You don’t want to choose a monologue that they’ve already heard 20 times. This is an invitation for them to directly compare you to others who have come before. For your monologue, you need to be both modern and unique. Don’t choose a piece that’s out-of-date and don’t choose one that they’re likely to have heard others do.
8. If you mess up, keep going!
You’ve picked something fresh, remember? That means that they don’t have these lines memorized. If you flub up, just keep going and stay in character. They won’t even know you messed up. People in real life mess up when they’re talking, so if you keep going, they’ll think you’re just a great actor and that was part of the act. Above all, never EVER apologize! I mean never! Act as if everything went exactly as planned. They won’t know the difference and they don’t want to.
9. Be a professional!
Act like you know how to audition and you know the ‘rules of the game.’ If you’re a pro, you’ll have a professional headshot, but even if you’re new, you’ll still have a nice 8 x 10 that meets the basic definition of a headshot. Have a résumé with the headshot, typed with the spelling checked, double checked and triple checked. If you have no experience at all, at least provide a cover letter, again typed and spell checked.
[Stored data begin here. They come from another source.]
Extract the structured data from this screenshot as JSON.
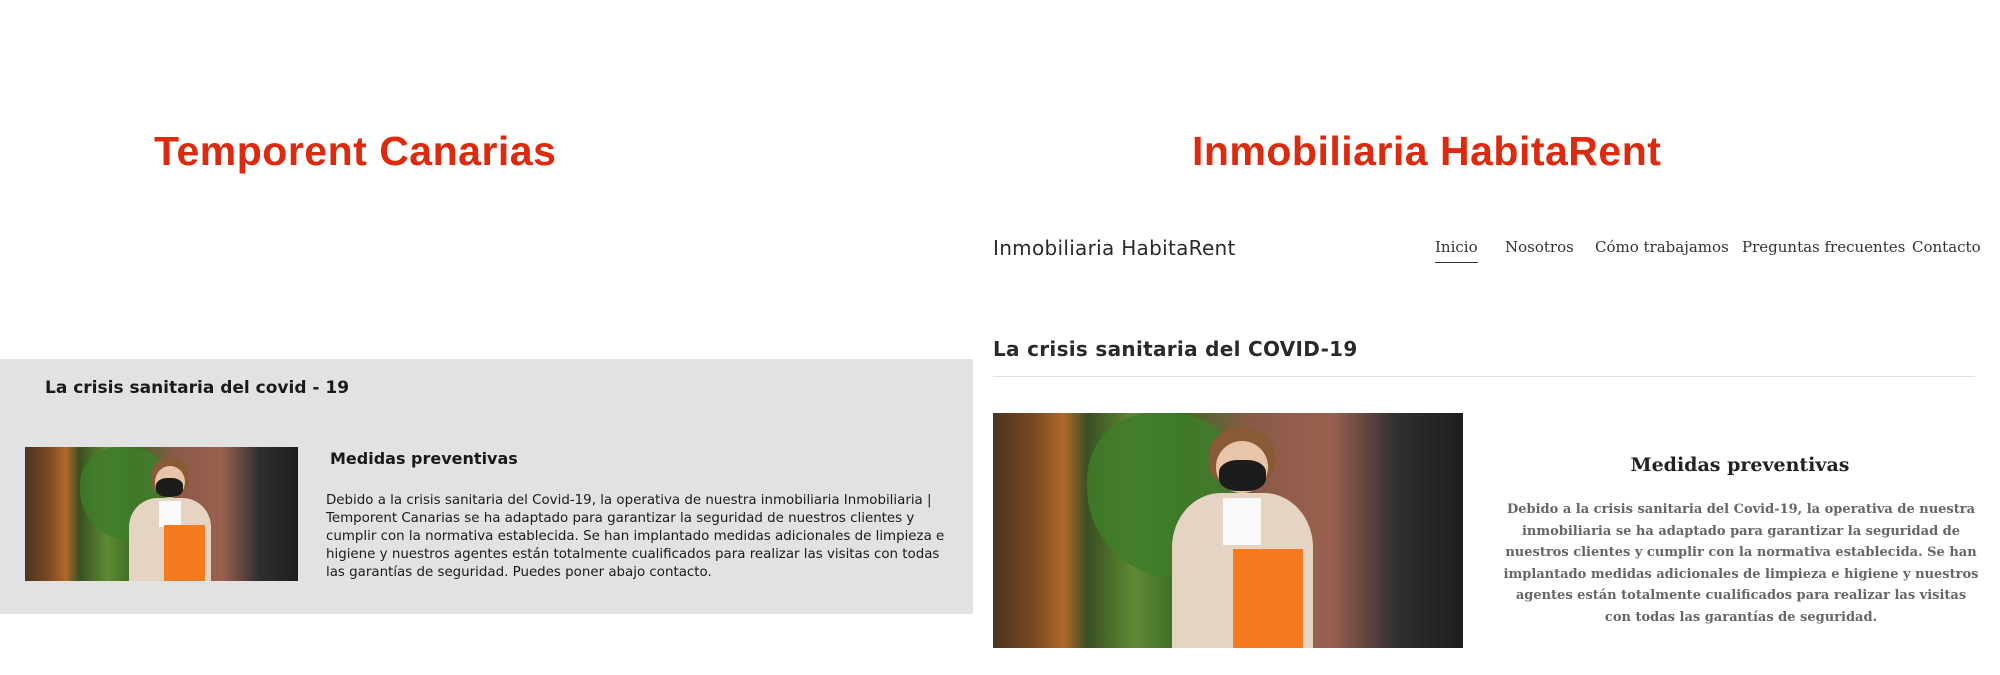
{
  "left": {
    "title": "Temporent Canarias",
    "heading": "La crisis sanitaria del covid - 19",
    "subheading": "Medidas preventivas",
    "body": "Debido a la crisis sanitaria del Covid-19, la operativa de nuestra inmobiliaria Inmobiliaria | Temporent Canarias se ha adaptado para garantizar la seguridad de nuestros clientes y cumplir con la normativa establecida. Se han implantado medidas adicionales de limpieza e higiene y nuestros agentes están totalmente cualificados para realizar las visitas con todas las garantías de seguridad. Puedes poner abajo contacto."
  },
  "right": {
    "title": "Inmobiliaria HabitaRent",
    "site_name": "Inmobiliaria HabitaRent",
    "nav": [
      "Inicio",
      "Nosotros",
      "Cómo trabajamos",
      "Preguntas frecuentes",
      "Contacto"
    ],
    "active_nav": "Inicio",
    "section_title": "La crisis sanitaria del COVID-19",
    "subheading": "Medidas preventivas",
    "body": "Debido a la crisis sanitaria del Covid-19, la operativa de nuestra inmobiliaria se ha adaptado para garantizar la seguridad de nuestros clientes y cumplir con la normativa establecida. Se han implantado medidas adicionales de limpieza e higiene y nuestros agentes están totalmente cualificados para realizar las visitas con todas las garantías de seguridad."
  },
  "colors": {
    "title_red": "#dd2a0e",
    "left_panel_bg": "#e2e2e2",
    "right_body_text": "#666666"
  }
}
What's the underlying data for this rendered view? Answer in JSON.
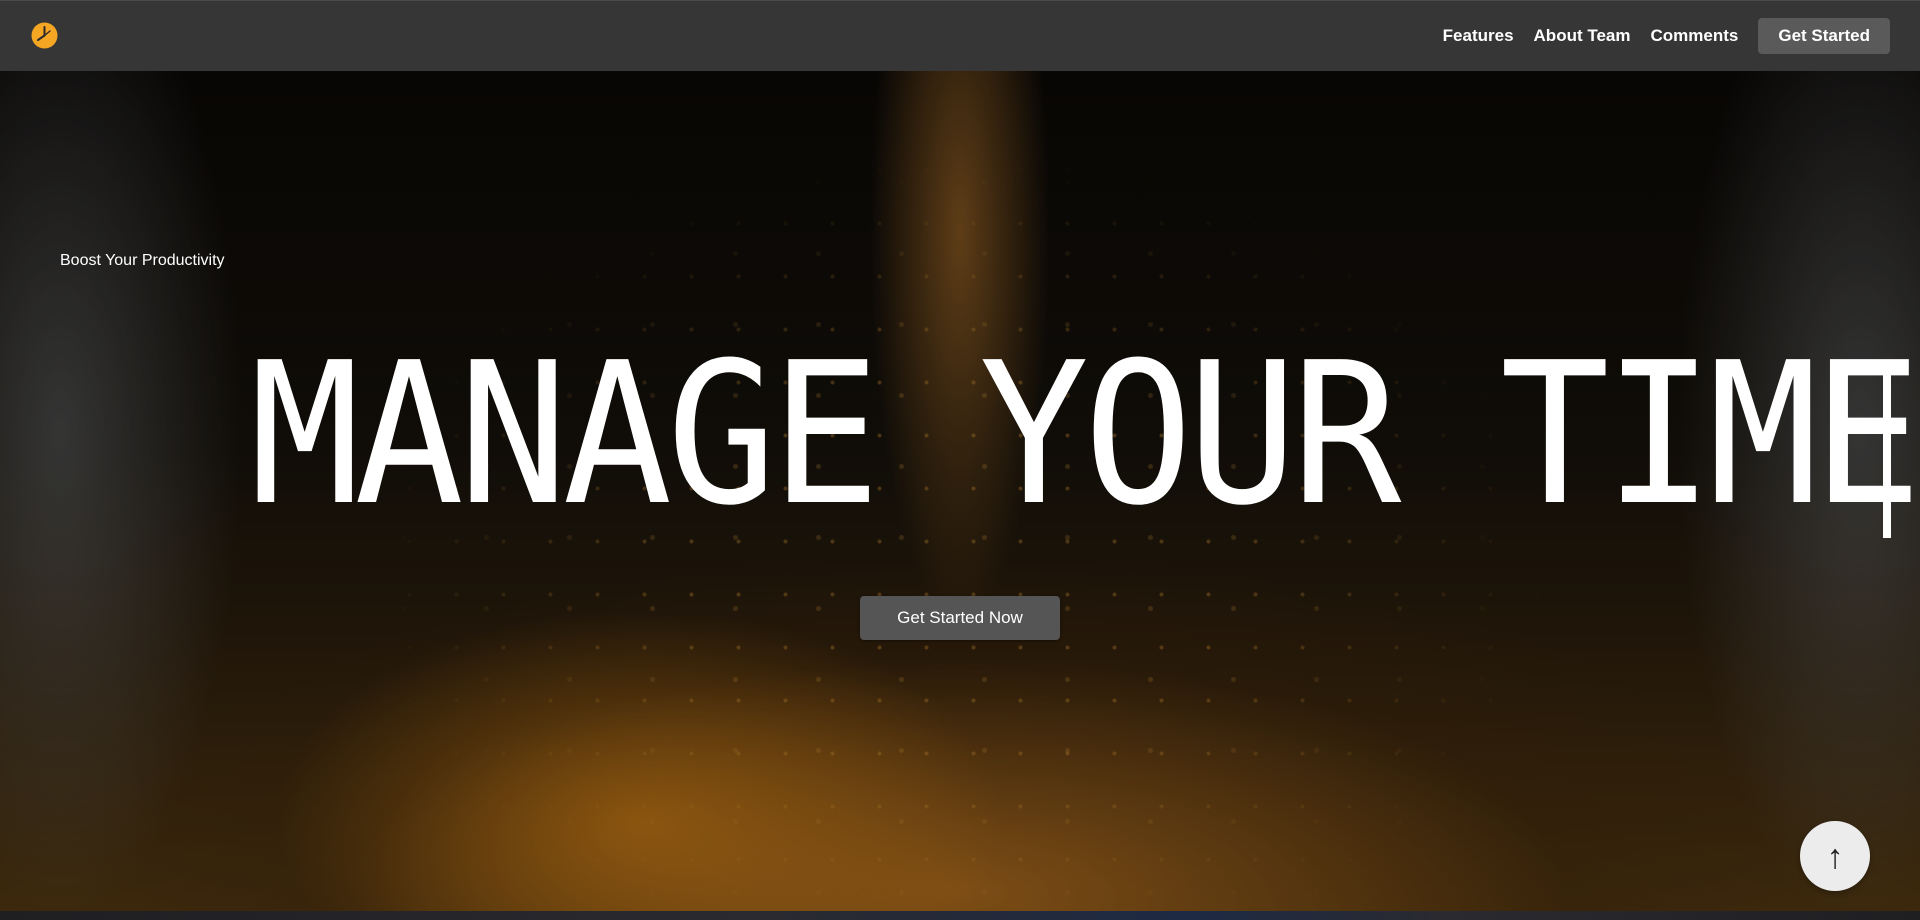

10. Know when to say when.
There are two words that will always come out of the mouths of the people auditioning you: thank you. They’re not just being polite. In ‘audition speak’ those words actually mean ‘we’re done, so leave’ in a polite way. Once they say that, don’t waste any more of their time. It doesn’t mean they hate you and it doesn’t mean they love you, it just means the audition is over. They’re busy and that’s their cue to you that it’s time to move along. Thank them and head out the door with your shoulders high and a smile on your face.
These monologue tips cover the most important aspects of monologue choice and execution, as well as pointing out the most common mistakes made by actors of all levels. Take them to heart! As a person who used to be the auditionee and now is the auditioner, I can tell you that following these tips can make or break you chances at getting that part.